Thursday, June 25, 2009


Every responsible government has the bounden duty to evolve workable and equitable institutional frame work to protect the consumer from unjustified exploitation in the market place. The scientific labeling regulations make it mandatory for the manufacturing industry to give truthful information on the label on the container regarding the nature of contents inside and its quality and quantity. With millions of packs coming into the market, 100%monitoring of them for violations is next to impossible and many culprits get away in spite of infringement of varying degrees. The Consumer Protection Act (CPA) 1986 was enacted to provide the consumer with a redressal mechanism which would be effective, hassle-free and fast. The provisions of the Act came into force on 15.4.1987 and it was hoped that this Act would deter the traders and manufacturers from adopting deliberate unethical practices harming the interests of the consumers. On paper India has the best infrastructure to ensure fair trade practices as the CPA is modeled after the UN principles of consumer protection but how far this has helped the consumer is a big question mark.

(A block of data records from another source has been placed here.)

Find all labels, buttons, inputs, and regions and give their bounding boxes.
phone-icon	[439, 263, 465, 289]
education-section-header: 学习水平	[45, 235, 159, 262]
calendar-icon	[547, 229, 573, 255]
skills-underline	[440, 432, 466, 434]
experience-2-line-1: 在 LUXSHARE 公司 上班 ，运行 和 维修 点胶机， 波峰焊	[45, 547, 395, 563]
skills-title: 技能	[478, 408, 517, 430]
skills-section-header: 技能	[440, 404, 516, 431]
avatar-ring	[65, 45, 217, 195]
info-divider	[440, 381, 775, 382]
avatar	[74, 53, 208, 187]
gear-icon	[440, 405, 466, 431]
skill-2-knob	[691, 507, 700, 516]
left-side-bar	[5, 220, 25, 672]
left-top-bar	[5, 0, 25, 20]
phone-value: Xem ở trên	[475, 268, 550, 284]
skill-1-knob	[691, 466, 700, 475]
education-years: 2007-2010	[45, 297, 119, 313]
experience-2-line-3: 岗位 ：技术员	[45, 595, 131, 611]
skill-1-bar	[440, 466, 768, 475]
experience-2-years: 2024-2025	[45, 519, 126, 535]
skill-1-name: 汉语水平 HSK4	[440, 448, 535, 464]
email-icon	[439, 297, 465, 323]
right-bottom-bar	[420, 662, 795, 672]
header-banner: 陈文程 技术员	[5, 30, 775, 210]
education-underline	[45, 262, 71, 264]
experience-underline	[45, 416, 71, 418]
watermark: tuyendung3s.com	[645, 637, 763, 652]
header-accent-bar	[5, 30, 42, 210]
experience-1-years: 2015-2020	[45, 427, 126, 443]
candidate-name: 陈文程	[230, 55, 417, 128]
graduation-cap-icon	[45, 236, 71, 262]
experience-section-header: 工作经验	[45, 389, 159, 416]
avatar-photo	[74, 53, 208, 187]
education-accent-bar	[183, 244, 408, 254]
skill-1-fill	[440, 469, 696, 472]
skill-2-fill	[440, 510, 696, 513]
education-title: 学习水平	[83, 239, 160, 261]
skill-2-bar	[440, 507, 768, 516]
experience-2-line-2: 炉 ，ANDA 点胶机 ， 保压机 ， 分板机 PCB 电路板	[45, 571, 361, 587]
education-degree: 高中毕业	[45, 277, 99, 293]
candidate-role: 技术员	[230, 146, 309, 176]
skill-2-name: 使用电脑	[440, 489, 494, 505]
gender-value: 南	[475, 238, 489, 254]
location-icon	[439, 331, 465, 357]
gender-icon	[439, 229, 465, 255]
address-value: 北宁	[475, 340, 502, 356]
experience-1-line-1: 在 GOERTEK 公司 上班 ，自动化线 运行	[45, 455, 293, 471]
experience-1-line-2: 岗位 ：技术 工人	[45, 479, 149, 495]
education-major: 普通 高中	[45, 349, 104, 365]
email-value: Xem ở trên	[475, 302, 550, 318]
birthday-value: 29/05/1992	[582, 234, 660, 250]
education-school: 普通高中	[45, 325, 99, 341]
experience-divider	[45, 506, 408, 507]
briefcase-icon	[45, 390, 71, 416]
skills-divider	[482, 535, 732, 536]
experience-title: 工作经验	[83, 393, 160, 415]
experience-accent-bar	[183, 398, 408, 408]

There is a Central Consumer Protection Council and a National Commission at the central level, 34 State Commissions and Councils, 571 District Fora to deal with complaints of varying economic dimension. Up to 5.9.2008 (21 years after enacting the CPA) a total of 25.6 lakh cases were handled by the system out of which 2.33 lakh were disposed off (to the satisfaction of the complainants or not, unknown). Though there is provision for imprisonment for those indicted and disobeying the order under CPA, no conviction has ever been reported. One of the puzzles that confront the country is why consumer complaints are only a trickle, about 1.2 lakh per year on an average in a country with a population of 1.1 billion. In spite of the time limit imposed to dispose off the cases within 90 days of filing, consumers do not seem to have confidence that they can get justice under the system because of many practical constraints. One of the important pre-requisites for filing a complaint is that it must furnish a receipt as a proof of purchase. How many traders give receipts or purchase of food items and how any one can approach the District Forum for justice without a valid receipt?

It is practically impossible to prove any malafide action on the part of a manufacturer of packed foods because the consumer will come to know about the indifferent quality of the product or deficiencies in the product only after opening the pack and with contents susceptible to spoilage once opened, the seller will always get away scot free, even if a complaint is filed. Therefore CPA is totally irrelevant as far as food sales are concerned. Besides food comes under PFA and no forum will be in a position to determine the quality of the product refereed to it by a consumer. Probably a consumer can get some relief if the complaint pertains to deficiency in weight, false claims etc which can be looked into, without opening the packet. Unless there is voluntary action on the part of the retailers to accept even opened packs when returned for unsatisfactory quality, as it exists in many western countries, Indian consumer will be left to the mercy of the retailers to get foods with assured quality and safety. Manufacturers and retailers must jointly evolve a system of product accountability and learn to respect the honesty of a consumer who comes all the way with the deficient product to get a replacement. Of course a small percentage of such complainants could be non-genuine but this has to be factored in pricing the products. Consumers will not grudge a marginal increase in price to cover for the materials returned.

It is with good intention that a provision was made to include on the label the contact telephone number or e-mail ID of the designated person of the manufacturer, vested with the job of receiving consumer complaints, so that there is a communication channel for the consumer to air his grievances. Those with real desire to get redressal under this provision seem to be discouraged by lukewarm response from the manufacturers who consider this as a minor nuisance and only very few respond positively. Some take the easy route to mollify the consumer by replacement of the product, if it is sent to them and logistical problems involved in returning the defective product to the manufacturer directly are too cumbersome for the complainant to try this route.

National Consumer Welfare Helpline of the Ministry of Consumer Affairs and FICCI Alliance for Consumer Care set up with good intentions are not helpful to the consumers when it comes to consumer dissatisfaction with food purchase. German Agency for International Technical Cooperation (GTZ) is reported to be in discussion with GOI to modify the CPA, to build into it a mediation provision that hopefully can resolve disputes quickly to the satisfaction of both the parties in such cases. How far it will help the consumers with complaints on food products against the retailers and the manufacturers remains to be seen. Unless the consumer gets the respect due to him from the sellers and voluntarily come forward to redress his complaint at the point of purchase, no legal mechanism can provide socour to him under Indian conditions where "every one is honest untill proven guily beyond a shadow of doubt", a 'no-win' situation!